What a difference a week makes. Last Thursday, I was on the 35th floor of One World Trade in New York City, feeling on top of the world.

Thanks to my 12 year old daughter’s fundraising efforts, Jordan and I were invited to speak at the Susan G. Komen Partner Summit. She got a standing ovation before she even opened her mouth– and then another one after her 10 minute speech. That night, one of the corporate sponsors treated us to a mouthwatering steak at The Palm.

The next morning, I went on the shopping spree of a lifetime at Carlisle Etcetera. One of the executives showered me with kindness and a $1000 allowance to spend on a new outfit. Nearly the entire store was 75% off, so I ended up with a whole wardrobe. And let me tell you, this is nice stuff.

Jordan and I saw Wicked, Les Mis, Matilda and the Rockettes. We giggled throughout the week with our beloved friends from Fargo who crashed in our hotel room.

It was the best.

Then, in a taxi on the way back to the airport, I got a phone call.

My dad, who had a stroke a few weeks ago, has taken a turn for the worse. You should come soon, my Aunt Mary counseled.

So now, with the applause and laughter still faintly echoing in the back of my memory, I will get back on an airplane, this time bound for Wisconsin.

I have a one-way ticket. I’ll be back, but I don’t want to be rushed in this visit.

On my left hand is joy. Gratitude. Delight in all the ways God spoils me. On my right hand is grief. Sadness. A questioning of God’s plan.

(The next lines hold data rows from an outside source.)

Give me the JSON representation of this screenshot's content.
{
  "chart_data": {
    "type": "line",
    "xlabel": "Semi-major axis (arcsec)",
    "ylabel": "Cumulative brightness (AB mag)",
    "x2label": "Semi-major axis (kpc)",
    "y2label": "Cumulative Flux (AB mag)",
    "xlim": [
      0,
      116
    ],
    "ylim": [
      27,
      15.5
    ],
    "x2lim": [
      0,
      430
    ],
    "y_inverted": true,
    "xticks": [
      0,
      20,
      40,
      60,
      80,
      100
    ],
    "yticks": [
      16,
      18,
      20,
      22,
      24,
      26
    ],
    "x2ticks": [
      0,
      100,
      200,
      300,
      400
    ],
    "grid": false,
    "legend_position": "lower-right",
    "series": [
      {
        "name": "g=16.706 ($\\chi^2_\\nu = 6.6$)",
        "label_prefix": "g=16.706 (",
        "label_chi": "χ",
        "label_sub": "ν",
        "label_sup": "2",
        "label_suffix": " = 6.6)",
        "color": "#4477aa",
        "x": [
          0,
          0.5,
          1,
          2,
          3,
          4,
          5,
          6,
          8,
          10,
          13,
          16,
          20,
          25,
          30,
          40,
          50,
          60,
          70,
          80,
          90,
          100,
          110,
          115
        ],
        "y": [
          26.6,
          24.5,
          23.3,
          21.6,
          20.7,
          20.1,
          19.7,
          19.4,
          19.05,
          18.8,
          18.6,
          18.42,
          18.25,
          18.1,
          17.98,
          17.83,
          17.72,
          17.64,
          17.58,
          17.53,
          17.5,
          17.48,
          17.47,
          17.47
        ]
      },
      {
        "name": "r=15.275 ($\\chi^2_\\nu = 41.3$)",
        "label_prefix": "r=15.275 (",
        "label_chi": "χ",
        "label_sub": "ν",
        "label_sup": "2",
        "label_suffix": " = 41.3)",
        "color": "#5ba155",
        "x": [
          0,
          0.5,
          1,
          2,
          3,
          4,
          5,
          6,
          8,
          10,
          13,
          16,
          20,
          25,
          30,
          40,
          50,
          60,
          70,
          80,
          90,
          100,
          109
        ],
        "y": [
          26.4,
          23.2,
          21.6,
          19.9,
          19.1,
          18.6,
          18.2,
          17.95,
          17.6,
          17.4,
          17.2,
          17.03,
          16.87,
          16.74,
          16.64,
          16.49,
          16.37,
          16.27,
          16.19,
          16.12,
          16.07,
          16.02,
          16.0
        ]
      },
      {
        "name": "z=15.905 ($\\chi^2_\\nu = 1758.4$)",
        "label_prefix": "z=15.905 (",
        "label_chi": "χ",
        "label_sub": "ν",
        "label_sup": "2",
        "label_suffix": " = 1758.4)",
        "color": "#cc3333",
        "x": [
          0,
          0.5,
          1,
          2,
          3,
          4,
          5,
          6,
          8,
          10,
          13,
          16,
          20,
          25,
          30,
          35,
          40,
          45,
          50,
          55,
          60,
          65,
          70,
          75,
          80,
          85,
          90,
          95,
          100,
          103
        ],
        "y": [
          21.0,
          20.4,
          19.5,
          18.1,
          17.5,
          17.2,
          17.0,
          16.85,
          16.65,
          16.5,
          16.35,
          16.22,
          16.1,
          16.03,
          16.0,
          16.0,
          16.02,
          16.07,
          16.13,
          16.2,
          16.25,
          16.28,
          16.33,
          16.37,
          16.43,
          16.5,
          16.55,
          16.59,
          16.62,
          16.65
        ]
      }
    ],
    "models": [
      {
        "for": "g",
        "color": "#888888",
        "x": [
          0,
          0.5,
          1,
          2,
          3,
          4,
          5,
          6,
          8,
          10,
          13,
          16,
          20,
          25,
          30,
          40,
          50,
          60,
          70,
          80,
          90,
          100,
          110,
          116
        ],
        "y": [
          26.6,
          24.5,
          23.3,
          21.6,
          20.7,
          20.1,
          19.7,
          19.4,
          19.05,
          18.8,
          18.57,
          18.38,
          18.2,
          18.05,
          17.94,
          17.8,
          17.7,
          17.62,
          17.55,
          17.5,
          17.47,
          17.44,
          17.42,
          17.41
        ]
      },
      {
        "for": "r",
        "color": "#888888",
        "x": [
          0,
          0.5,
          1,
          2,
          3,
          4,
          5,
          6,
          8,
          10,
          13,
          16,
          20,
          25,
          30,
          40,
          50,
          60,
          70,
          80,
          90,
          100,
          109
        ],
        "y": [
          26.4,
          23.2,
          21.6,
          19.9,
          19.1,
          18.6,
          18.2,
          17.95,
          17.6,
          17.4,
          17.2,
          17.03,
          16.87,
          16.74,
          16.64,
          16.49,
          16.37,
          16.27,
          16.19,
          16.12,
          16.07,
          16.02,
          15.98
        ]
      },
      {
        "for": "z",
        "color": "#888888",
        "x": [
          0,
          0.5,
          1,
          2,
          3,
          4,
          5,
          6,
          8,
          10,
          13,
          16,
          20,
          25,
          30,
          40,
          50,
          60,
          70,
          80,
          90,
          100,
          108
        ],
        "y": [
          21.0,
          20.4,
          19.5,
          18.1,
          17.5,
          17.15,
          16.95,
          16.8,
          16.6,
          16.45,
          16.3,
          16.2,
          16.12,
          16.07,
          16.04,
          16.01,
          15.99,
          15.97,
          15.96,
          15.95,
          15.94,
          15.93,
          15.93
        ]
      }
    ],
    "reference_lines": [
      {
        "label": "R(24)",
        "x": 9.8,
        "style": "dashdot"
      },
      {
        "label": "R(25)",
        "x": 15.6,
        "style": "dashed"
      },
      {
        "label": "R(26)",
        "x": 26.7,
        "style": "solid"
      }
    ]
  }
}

But when I pray, my hands clasp together, the fingers intertwine. Pain and joy exist simultaneously. They are like cords that weave together to make us stronger, taller, more able.

We will never have pure happiness this side of Heaven, but we will also never have pure misery. The next time you are faced with a trial, faced with being on the low end of life, allow yourself to break open, crack just a little and feel that sadness. Then look around carefully, because you will be standing next to joy.